I bought a head of cabbage tonight. There was no tomato sauce so I bought tomatoes. Weird, huh? ( Not sure if I'll try them in the soup. Different recipes.) No dill. Bay leaf, I skipped. I added some lemon juice to the broth. I'll add pork tomorrow. It seems that for borscht, beef is Ukrainian & Pork is Russian, or something like that. It is a sour soup.



I'll get there.:wink2: It's just been so long since I made it! I can't remember how my family began making it. We aren't Russian or Ukrainian. It might be from a Russian friend in Hong Kong that taught my mom.



Do try it for your guy. It's a different taste than pickled beets, but, so good hot with sour cream on top.
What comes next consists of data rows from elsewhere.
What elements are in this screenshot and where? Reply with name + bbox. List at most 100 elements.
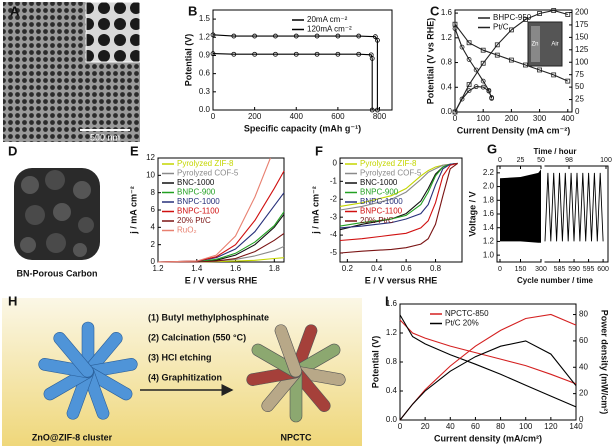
marker <box>494 52 500 58</box>
image-caption: NPCTC <box>281 432 312 442</box>
step-text: (3) HCl etching <box>148 352 212 362</box>
marker <box>210 32 216 38</box>
series-line <box>339 162 458 242</box>
marker <box>466 57 472 62</box>
y-tick-label: 2.2 <box>483 168 495 177</box>
marker <box>551 72 557 78</box>
marker <box>486 88 492 94</box>
legend-label: BNC-1000 <box>177 178 215 187</box>
y-tick-label: 2.0 <box>483 182 495 191</box>
x-axis-label: Cycle number / time <box>517 276 594 285</box>
marker <box>273 33 278 39</box>
marker <box>356 51 362 57</box>
marker <box>480 84 486 90</box>
y-tick-label: 1.2 <box>441 33 453 42</box>
panel-label: A <box>10 3 20 18</box>
marker <box>293 33 299 39</box>
series-line <box>399 313 577 421</box>
marker <box>293 51 299 57</box>
series-line <box>339 162 458 227</box>
y2-tick-label: 25 <box>575 95 584 104</box>
x-tick-label: 0.4 <box>371 264 383 273</box>
legend-label: Pyrolyzed ZIF-8 <box>177 159 234 168</box>
legend-label: BHPC-950 <box>493 13 532 22</box>
y-tick-label: -4 <box>330 230 338 239</box>
x-tick-label: 590 <box>568 266 580 273</box>
marker <box>508 27 514 33</box>
y-tick-label: 6 <box>151 205 156 214</box>
legend-label: 120mA cm⁻² <box>307 25 352 34</box>
cycling-band <box>500 169 541 243</box>
panel-label: E <box>130 143 139 158</box>
series-line <box>212 53 373 110</box>
x-tick-label: 200 <box>248 112 262 121</box>
marker <box>210 51 216 57</box>
y-tick-label: -3 <box>330 212 338 221</box>
panel-label: G <box>487 141 497 156</box>
x-tick-label: 400 <box>290 112 304 121</box>
y-axis-label: j / mA cm⁻² <box>310 186 320 234</box>
y-tick-label: 0.8 <box>441 58 453 67</box>
x-tick-label: 1.2 <box>152 264 164 273</box>
marker <box>369 56 375 61</box>
marker <box>314 51 320 57</box>
x-tick-label: 400 <box>561 114 575 123</box>
synthesis-scheme: (1) Butyl methylphosphinate (2) Calcinat… <box>2 298 362 446</box>
image-caption: BN-Porous Carbon <box>17 268 98 278</box>
marker <box>565 12 571 17</box>
legend-label: Pyrolyzed ZIF-8 <box>360 159 417 168</box>
y-tick-label: 1.6 <box>441 8 453 17</box>
marker <box>508 57 514 63</box>
y2-tick-label: 200 <box>575 8 589 17</box>
marker <box>494 42 500 48</box>
scale-bar: 500 nm <box>90 132 120 142</box>
marker <box>335 51 341 57</box>
marker <box>480 78 486 84</box>
y-tick-label: 0.8 <box>386 357 398 366</box>
series-line <box>454 9 568 113</box>
series-line <box>544 172 604 242</box>
y-tick-label: -5 <box>330 248 338 257</box>
series-line <box>339 162 458 229</box>
y2-tick-label: 40 <box>579 362 588 371</box>
y-tick-label: 8 <box>151 188 156 197</box>
x-tick-label: 0.6 <box>401 264 413 273</box>
x2-tick-label: 100 <box>600 157 612 164</box>
x2-tick-label: 50 <box>537 157 545 164</box>
x-tick-label: 40 <box>446 422 455 431</box>
x-tick-label: 0.8 <box>430 264 442 273</box>
series-line <box>339 162 458 211</box>
y-tick-label: 12 <box>146 153 155 162</box>
legend-label: BNPC-1100 <box>177 207 220 216</box>
x-tick-label: 300 <box>535 266 547 273</box>
x-tick-label: 20 <box>421 422 430 431</box>
legend-label: 20% Pt/C <box>177 216 211 225</box>
plot-frame <box>212 9 393 111</box>
x-tick-label: 0 <box>498 266 502 273</box>
x-tick-label: 300 <box>533 114 547 123</box>
inset-label: Zn <box>531 42 538 48</box>
marker <box>480 47 486 53</box>
marker <box>565 78 571 84</box>
y2-tick-label: 0 <box>579 415 584 424</box>
y-tick-label: 1.2 <box>199 32 211 41</box>
series-line <box>454 28 493 99</box>
x-tick-label: 1.4 <box>191 264 203 273</box>
y-tick-label: 0.6 <box>199 69 211 78</box>
x-tick-label: 0.2 <box>342 264 354 273</box>
y-tick-label: 0.9 <box>199 51 211 60</box>
y2-tick-label: 150 <box>575 32 589 41</box>
x-axis-label: Specific capacity (mAh g⁻¹) <box>244 123 361 133</box>
series-line <box>158 232 285 263</box>
marker <box>252 51 258 57</box>
legend-label: BNPC-900 <box>177 188 216 197</box>
x2-axis-label: Time / hour <box>534 147 577 156</box>
x-tick-label: 1.8 <box>269 264 281 273</box>
marker <box>466 82 472 88</box>
y-tick-label: -2 <box>330 194 338 203</box>
legend-label: 20mA cm⁻² <box>307 15 348 24</box>
x-tick-label: 140 <box>569 422 583 431</box>
x-tick-label: 595 <box>583 266 595 273</box>
marker <box>459 44 465 50</box>
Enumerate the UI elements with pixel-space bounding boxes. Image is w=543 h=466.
Oh, I should have browned the meat first.


----------



## Two Knots (Nov 12, 2011)

He probably would love it - cause he loves beets.


----------



## Nik333 (Mar 1, 2015)

Two Knots said:


> He probably would love it - cause he loves beets.



Has he grown them? Ask him if they're sometimes very sweet.
I'll never know if it was a sweet onion, sweet carrot or sweet beets. :smile:


----------



## Two Knots (Nov 12, 2011)

No, he’s never grown them...we get home grown veggies from our kids - they
all have gardens. :smile:

But now that I think about it...onions can make a dish very sweet. 
Maybe it was the onions...I never put onions in tomato sauce cause it
makes the sauce too sweet.


----------



## wooleybooger (Feb 23, 2019)

Borscht, I haven't made that in years, it was a recipe in the 1974 version of The Joy of Cooking. Newer versions have a recipe also but I don't know if it is the same.
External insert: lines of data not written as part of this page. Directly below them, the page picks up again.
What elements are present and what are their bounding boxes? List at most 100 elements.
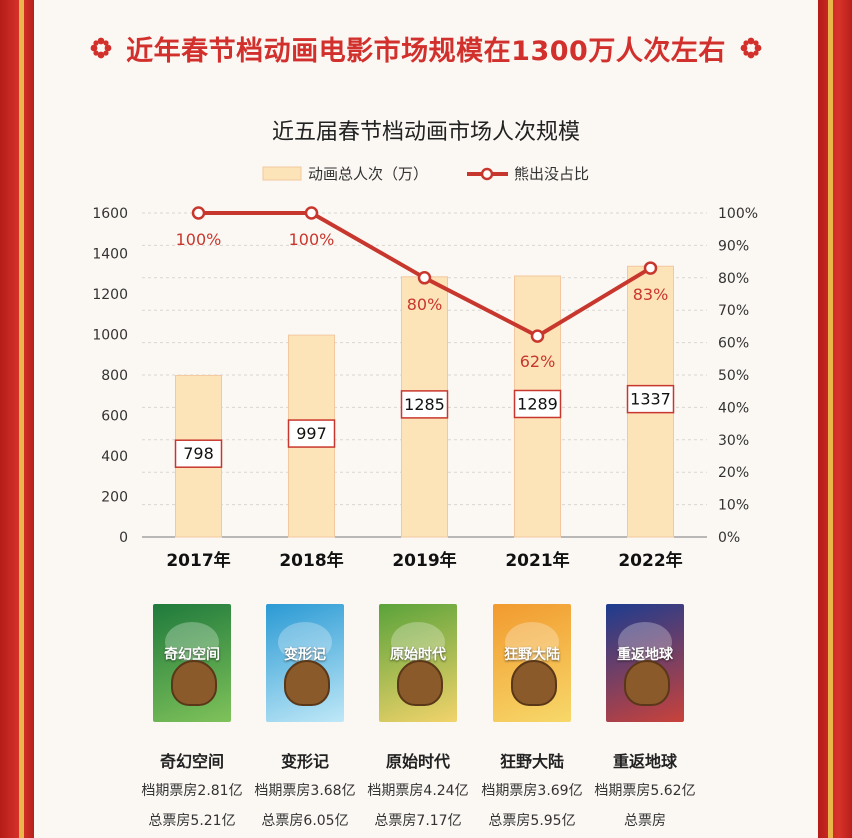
bar-value-box xyxy=(287,419,336,448)
left-tick-label: 1600 xyxy=(92,206,128,222)
line-point xyxy=(417,271,432,285)
film-card: 奇幻空间 奇幻空间 档期票房2.81亿 总票房5.21亿 xyxy=(137,604,247,830)
poster-highlight xyxy=(618,622,672,662)
chart-container: 近五届春节档动画市场人次规模 动画总人次（万） 熊出没占比 0 200 400 600… xyxy=(92,120,758,571)
bar-value-label: 997 xyxy=(296,424,327,443)
right-tick-label: 0% xyxy=(718,530,740,546)
film-poster: 变形记 xyxy=(266,604,344,722)
flower-icon xyxy=(90,37,112,59)
line-point xyxy=(304,206,319,220)
poster-title: 变形记 xyxy=(284,647,326,663)
left-tick-label: 400 xyxy=(101,449,128,465)
film-name: 狂野大陆 xyxy=(499,752,564,771)
right-tick-label: 40% xyxy=(718,400,749,416)
poster-title: 重返地球 xyxy=(617,647,673,663)
headline-text: 近年春节档动画电影市场规模在1300万人次左右 xyxy=(126,35,726,67)
right-tick-label: 30% xyxy=(718,433,749,449)
film-poster: 狂野大陆 xyxy=(493,604,571,722)
left-red-frame xyxy=(0,0,34,838)
line-value-label: 80% xyxy=(407,295,443,314)
right-y-axis: 0% 10% 20% 30% 40% 50% 60% 70% 80% 90% 100% xyxy=(718,206,758,546)
line-point xyxy=(191,206,206,220)
film-poster: 奇幻空间 xyxy=(153,604,231,722)
film-box-office-period: 档期票房2.81亿 xyxy=(141,783,243,799)
right-tick-label: 70% xyxy=(718,303,749,319)
right-tick-label: 90% xyxy=(718,238,749,254)
right-tick-label: 10% xyxy=(718,498,749,514)
left-tick-label: 600 xyxy=(101,409,128,425)
right-tick-label: 20% xyxy=(718,465,749,481)
film-box-office-total: 总票房7.17亿 xyxy=(374,813,462,829)
film-poster: 重返地球 xyxy=(606,604,684,722)
bear-character-icon xyxy=(397,660,443,706)
film-card: 变形记 变形记 档期票房3.68亿 总票房6.05亿 xyxy=(250,604,360,830)
line-series: 100% 100% 80% 62% 83% xyxy=(176,206,669,371)
film-card: 狂野大陆 狂野大陆 档期票房3.69亿 总票房5.95亿 xyxy=(477,604,587,830)
film-box-office-total: 总票房6.05亿 xyxy=(261,813,349,829)
flower-icon xyxy=(740,37,762,59)
film-name: 变形记 xyxy=(280,752,329,771)
bear-character-icon xyxy=(171,660,217,706)
line-point xyxy=(643,261,658,275)
headline-banner: 近年春节档动画电影市场规模在1300万人次左右 xyxy=(0,22,852,74)
film-box-office-total: 总票房5.95亿 xyxy=(488,813,576,829)
left-tick-label: 0 xyxy=(119,530,128,546)
right-red-frame xyxy=(818,0,852,838)
bar-value-box xyxy=(626,384,675,414)
bar-value-label: 1285 xyxy=(404,395,445,414)
poster-title: 奇幻空间 xyxy=(164,647,220,663)
bar-value-box xyxy=(400,390,449,419)
film-name: 奇幻空间 xyxy=(159,752,224,771)
left-tick-label: 1400 xyxy=(92,247,128,263)
left-tick-label: 1000 xyxy=(92,328,128,344)
right-tick-label: 80% xyxy=(718,271,749,287)
film-name: 重返地球 xyxy=(612,752,677,771)
left-tick-label: 800 xyxy=(101,368,128,384)
right-tick-label: 50% xyxy=(718,368,749,384)
poster-title: 原始时代 xyxy=(390,647,446,663)
legend-bar-swatch xyxy=(262,166,302,181)
chart-legend: 动画总人次（万） 熊出没占比 xyxy=(262,165,589,183)
line-value-label: 62% xyxy=(520,352,556,371)
line-value-label: 83% xyxy=(633,285,669,304)
film-box-office-period: 档期票房4.24亿 xyxy=(367,783,469,799)
film-box-office-period: 档期票房5.62亿 xyxy=(594,783,696,799)
poster-highlight xyxy=(278,622,332,662)
chart-title: 近五届春节档动画市场人次规模 xyxy=(272,120,580,145)
film-box-office-total: 总票房 xyxy=(624,813,666,829)
x-axis: 2017年 2018年 2019年 2021年 2022年 xyxy=(166,550,682,571)
bear-character-icon xyxy=(624,660,670,706)
right-tick-label: 60% xyxy=(718,336,749,352)
poster-title: 狂野大陆 xyxy=(504,647,560,663)
legend-line-marker xyxy=(480,167,494,181)
left-tick-label: 1200 xyxy=(92,287,128,303)
bar-value-box xyxy=(513,389,562,419)
x-tick-label: 2018年 xyxy=(279,550,343,571)
x-tick-label: 2021年 xyxy=(505,550,569,571)
combo-chart: 近五届春节档动画市场人次规模 动画总人次（万） 熊出没占比 0 200 400 600… xyxy=(92,120,758,571)
poster-highlight xyxy=(391,622,445,662)
bar-value-box xyxy=(174,439,223,468)
left-y-axis: 0 200 400 600 800 1000 1200 1400 1600 xyxy=(92,206,128,546)
left-tick-label: 200 xyxy=(101,490,128,506)
film-box-office-period: 档期票房3.68亿 xyxy=(254,783,356,799)
film-box-office-period: 档期票房3.69亿 xyxy=(481,783,583,799)
film-card: 重返地球 重返地球 档期票房5.62亿 总票房 xyxy=(590,604,700,830)
bear-character-icon xyxy=(284,660,330,706)
film-card: 原始时代 原始时代 档期票房4.24亿 总票房7.17亿 xyxy=(363,604,473,830)
bar-value-label: 798 xyxy=(183,444,214,463)
bar-value-label: 1289 xyxy=(517,394,558,413)
bear-character-icon xyxy=(511,660,557,706)
film-name: 原始时代 xyxy=(385,752,450,771)
right-tick-label: 100% xyxy=(718,206,758,222)
line-value-label: 100% xyxy=(289,230,335,249)
legend-line-label: 熊出没占比 xyxy=(514,165,589,183)
line-value-label: 100% xyxy=(176,230,222,249)
legend-bar-label: 动画总人次（万） xyxy=(308,165,428,183)
poster-highlight xyxy=(505,622,559,662)
bar-value-label: 1337 xyxy=(630,390,671,409)
poster-highlight xyxy=(165,622,219,662)
bar-value-labels: 798 997 1285 1289 1337 xyxy=(174,384,675,468)
film-poster: 原始时代 xyxy=(379,604,457,722)
film-box-office-total: 总票房5.21亿 xyxy=(148,813,236,829)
I don't remember now what it had in it besides beets just that I roasted the beets and had red hands after peeling them. Served with sour cream. Got to do it again. I do love beets, sweet and sour, pickled, roasted, whatever.


----------



## Nik333 (Mar 1, 2015)

wooleybooger said:


> Borscht, I haven't made that in years, it was a recipe in the 1974 version of The Joy of Cooking. Newer versions have a recipe also but I don't know if it is the same.
> 
> I don't remember now what it had in it besides beets just that I roasted the beets and had red hands after peeling them. Served with sour cream. Got to do it again. I do love beets, sweet and sour, pickled, roasted, whatever.



I added cabbage and pork & it was great. I'll never know what was sweet, but, I don't think it was the beers. Oops, beets.:wink2:


----------



## SeniorSitizen (Sep 10, 2012)

Nik333 said:


> Does anyone have a favorite Borscht recipe?
> 
> 
> I made a simple Borscht, late last night, slow cooking overnight & it tastes like sugar, today!
> ...


Sugar beets maybe?:vs_laugh:


----------



## Nik333 (Mar 1, 2015)

SeniorSitizen said:


> Sugar beets maybe?:vs_laugh:



I have heard of beet sugar, but, they were red & round.:smile:


----------